Back Pages Books changing space in October
Back Pages Books, a local bookstore on Moody Street owned and operated by a Brandeis alumnus, will move to the old Jordan's Furniture building, also located on Moody Street. The bookstore opened 2.5 years ago and has been located across from Lizzy's ice cream shop. Owner Alex Green '04 said the store will be on the ground floor of its new location at 289 Moody and will serve as the public face of the building. He added that the building will also house the Center for Digital Imaging Arts at Boston University, six live/work studios and six daytime studios for artists.
"[The new space] is just a better space that allows us to be the community institution we always wanted to be," Green said. "The building is a symbol of old Waltham, which was a thriving destination."
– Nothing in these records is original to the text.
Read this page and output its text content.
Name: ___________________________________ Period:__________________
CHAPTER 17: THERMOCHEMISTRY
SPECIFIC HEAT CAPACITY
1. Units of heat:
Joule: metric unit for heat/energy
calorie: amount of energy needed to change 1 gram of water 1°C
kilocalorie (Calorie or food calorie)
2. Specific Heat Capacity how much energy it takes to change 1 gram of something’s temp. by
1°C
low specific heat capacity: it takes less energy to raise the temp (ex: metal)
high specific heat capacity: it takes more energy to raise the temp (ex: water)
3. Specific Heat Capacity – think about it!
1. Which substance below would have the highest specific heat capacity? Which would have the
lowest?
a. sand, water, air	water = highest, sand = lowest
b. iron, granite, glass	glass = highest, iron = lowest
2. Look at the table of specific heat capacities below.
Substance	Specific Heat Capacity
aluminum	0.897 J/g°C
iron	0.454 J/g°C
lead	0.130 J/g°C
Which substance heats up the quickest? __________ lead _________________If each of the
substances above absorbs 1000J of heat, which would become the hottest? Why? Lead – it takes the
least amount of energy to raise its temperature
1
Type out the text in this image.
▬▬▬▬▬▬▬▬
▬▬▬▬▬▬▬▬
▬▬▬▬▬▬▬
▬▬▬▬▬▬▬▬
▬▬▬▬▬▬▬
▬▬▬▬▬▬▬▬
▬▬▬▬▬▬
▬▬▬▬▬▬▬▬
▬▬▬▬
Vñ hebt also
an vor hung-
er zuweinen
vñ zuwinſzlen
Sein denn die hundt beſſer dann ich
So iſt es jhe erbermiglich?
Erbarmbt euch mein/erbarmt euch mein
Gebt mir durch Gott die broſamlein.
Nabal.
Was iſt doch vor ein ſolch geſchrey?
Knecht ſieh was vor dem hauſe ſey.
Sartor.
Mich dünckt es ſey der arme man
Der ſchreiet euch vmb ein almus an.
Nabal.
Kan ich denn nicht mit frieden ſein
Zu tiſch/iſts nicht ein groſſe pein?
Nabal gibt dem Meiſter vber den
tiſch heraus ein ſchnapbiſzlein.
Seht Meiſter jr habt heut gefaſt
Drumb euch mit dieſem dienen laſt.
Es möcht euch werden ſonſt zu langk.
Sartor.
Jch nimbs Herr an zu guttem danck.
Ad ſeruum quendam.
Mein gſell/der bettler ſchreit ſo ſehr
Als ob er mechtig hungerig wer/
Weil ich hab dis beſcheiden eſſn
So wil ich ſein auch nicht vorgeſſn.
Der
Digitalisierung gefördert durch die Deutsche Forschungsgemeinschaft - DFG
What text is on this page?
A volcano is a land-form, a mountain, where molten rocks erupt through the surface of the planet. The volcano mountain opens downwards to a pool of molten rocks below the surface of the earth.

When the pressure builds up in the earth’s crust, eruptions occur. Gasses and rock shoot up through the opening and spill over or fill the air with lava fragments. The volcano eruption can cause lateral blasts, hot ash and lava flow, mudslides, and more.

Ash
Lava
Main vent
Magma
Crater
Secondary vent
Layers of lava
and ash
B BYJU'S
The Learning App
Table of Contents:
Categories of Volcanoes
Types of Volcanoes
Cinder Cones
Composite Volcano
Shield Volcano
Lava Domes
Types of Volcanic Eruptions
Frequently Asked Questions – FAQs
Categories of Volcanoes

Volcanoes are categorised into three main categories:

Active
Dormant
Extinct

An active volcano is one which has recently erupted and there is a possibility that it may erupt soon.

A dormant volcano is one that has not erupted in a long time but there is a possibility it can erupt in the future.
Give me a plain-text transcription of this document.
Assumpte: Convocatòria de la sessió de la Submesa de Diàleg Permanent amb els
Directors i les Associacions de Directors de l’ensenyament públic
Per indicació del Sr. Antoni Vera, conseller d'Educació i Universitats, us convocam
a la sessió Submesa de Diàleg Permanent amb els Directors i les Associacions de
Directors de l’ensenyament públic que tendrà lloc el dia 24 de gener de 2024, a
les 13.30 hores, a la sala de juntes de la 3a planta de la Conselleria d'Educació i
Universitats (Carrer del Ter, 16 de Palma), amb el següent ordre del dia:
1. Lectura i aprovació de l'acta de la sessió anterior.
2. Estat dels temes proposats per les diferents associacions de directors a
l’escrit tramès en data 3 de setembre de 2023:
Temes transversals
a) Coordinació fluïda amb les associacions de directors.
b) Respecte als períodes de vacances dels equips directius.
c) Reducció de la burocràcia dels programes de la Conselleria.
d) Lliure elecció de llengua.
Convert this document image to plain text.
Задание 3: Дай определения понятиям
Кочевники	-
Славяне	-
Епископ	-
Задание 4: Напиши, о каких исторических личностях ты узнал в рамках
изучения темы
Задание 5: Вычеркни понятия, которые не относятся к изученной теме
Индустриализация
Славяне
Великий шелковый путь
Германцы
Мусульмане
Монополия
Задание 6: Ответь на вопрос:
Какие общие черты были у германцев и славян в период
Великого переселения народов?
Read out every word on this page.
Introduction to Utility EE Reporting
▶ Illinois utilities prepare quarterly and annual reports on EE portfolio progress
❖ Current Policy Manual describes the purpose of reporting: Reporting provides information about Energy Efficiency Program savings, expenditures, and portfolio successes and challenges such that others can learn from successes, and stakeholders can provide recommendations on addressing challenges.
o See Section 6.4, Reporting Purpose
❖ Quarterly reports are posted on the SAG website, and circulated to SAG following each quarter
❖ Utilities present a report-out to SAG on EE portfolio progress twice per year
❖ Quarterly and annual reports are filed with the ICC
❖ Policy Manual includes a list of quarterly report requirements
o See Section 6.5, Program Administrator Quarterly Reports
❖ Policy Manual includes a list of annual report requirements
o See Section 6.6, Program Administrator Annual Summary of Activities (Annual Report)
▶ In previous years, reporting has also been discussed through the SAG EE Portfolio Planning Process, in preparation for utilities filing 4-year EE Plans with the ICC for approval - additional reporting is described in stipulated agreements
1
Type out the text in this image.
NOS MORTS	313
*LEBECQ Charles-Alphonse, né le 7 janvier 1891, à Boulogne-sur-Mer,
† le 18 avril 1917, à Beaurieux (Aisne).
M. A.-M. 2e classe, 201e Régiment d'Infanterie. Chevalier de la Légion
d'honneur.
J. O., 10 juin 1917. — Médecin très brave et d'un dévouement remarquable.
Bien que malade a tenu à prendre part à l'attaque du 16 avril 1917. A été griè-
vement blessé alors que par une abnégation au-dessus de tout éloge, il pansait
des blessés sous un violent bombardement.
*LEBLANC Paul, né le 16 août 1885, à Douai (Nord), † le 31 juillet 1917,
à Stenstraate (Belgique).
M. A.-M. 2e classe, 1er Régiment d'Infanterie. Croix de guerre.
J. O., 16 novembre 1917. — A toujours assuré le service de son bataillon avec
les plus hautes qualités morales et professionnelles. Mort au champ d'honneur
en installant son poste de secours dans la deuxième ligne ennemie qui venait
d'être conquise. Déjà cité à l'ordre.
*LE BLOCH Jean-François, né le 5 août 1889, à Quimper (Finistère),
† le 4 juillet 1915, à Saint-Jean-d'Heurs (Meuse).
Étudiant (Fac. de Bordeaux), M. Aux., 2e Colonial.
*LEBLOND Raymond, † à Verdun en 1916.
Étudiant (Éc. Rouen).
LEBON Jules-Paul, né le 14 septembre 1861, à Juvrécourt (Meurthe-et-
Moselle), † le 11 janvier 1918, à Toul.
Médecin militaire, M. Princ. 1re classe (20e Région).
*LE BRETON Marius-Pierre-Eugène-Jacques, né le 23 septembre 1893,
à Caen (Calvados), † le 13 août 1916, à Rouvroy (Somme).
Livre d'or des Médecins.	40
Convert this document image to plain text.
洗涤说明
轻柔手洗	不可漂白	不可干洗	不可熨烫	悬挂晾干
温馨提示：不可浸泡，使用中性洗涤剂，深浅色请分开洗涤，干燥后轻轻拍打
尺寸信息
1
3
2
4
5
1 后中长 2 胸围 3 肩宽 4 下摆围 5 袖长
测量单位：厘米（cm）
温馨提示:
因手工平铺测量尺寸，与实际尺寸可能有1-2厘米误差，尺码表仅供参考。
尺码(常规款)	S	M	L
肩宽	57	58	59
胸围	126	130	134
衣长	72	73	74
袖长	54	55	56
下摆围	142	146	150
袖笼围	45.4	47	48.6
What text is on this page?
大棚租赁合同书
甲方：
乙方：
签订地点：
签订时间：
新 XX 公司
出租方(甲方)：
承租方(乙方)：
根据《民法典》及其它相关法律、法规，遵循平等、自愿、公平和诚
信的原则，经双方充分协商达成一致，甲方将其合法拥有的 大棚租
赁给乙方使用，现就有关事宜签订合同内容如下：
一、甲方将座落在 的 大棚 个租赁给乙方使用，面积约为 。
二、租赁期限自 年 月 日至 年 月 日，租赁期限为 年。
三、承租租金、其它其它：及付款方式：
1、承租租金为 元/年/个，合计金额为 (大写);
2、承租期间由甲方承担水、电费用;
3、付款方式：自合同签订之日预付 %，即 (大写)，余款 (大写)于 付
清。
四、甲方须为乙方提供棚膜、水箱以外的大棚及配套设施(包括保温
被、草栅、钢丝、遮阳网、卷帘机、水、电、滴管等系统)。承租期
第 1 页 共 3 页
Green explained that Waltham has been an arts community, and the new building will reaffirm its status. Back Pages Books will also co-curate an art gallery next door to the building. Green added that he plans to reopen his store in the new location Oct. 1.
Brothers Barry and Eliot Tatelman, the owners of Jordan's Furniture, put the building on the market a few of years ago and sold it to John Thompson, a local artist who is part of the Waltham Mills Artists' Association, a nonprofit organization. Back Pages Books is leasing the ground floor from Thompson.
"[The Tatelmans] wanted to make sure [the building] would go to a use to enhance Waltham's Moody Street," Waltham Mayor Jeannette McCarthy said.
McCarthy explained that the new building will enhance the arts scene in the Waltham community because the unique combination of a bookstore, café and art studios will be accommodated within the same space. She added that Brandeis students will now be able to find more activities to do around Moody Street.
"We're trying to advertise all the museums [including the Rose Art Museum] in the historical district together," she said of revitalizing the Waltham area.
Thompson, who joined with other local artists to buy the building from the Tatelmans, said that "Waltham is poised to become a new arts center," citing the presence of a movie theater, bookstores, the Center for Digital Imaging Arts and Brandeis' various art programs, including the Rose Art Museum and the Edmund J. Safra Fine Arts building, whose construction will soon be underway on campus.
Moody Street has a very active evening life, Thompson explained, but has less going on in the daytime. Federico Muchnik, an artist and the program director for the CDIA, said that the center is expanding its facilities to include more classrooms and studio space for students specializing in film, photography, graphic design and three-dimensional animation.
"The new center will just add on to an already vibrant situation," Muchnik said of the city. He added that the Jordan's building "creates a block in the center of things [in Waltham business district] and is an interdisciplinary learning institute.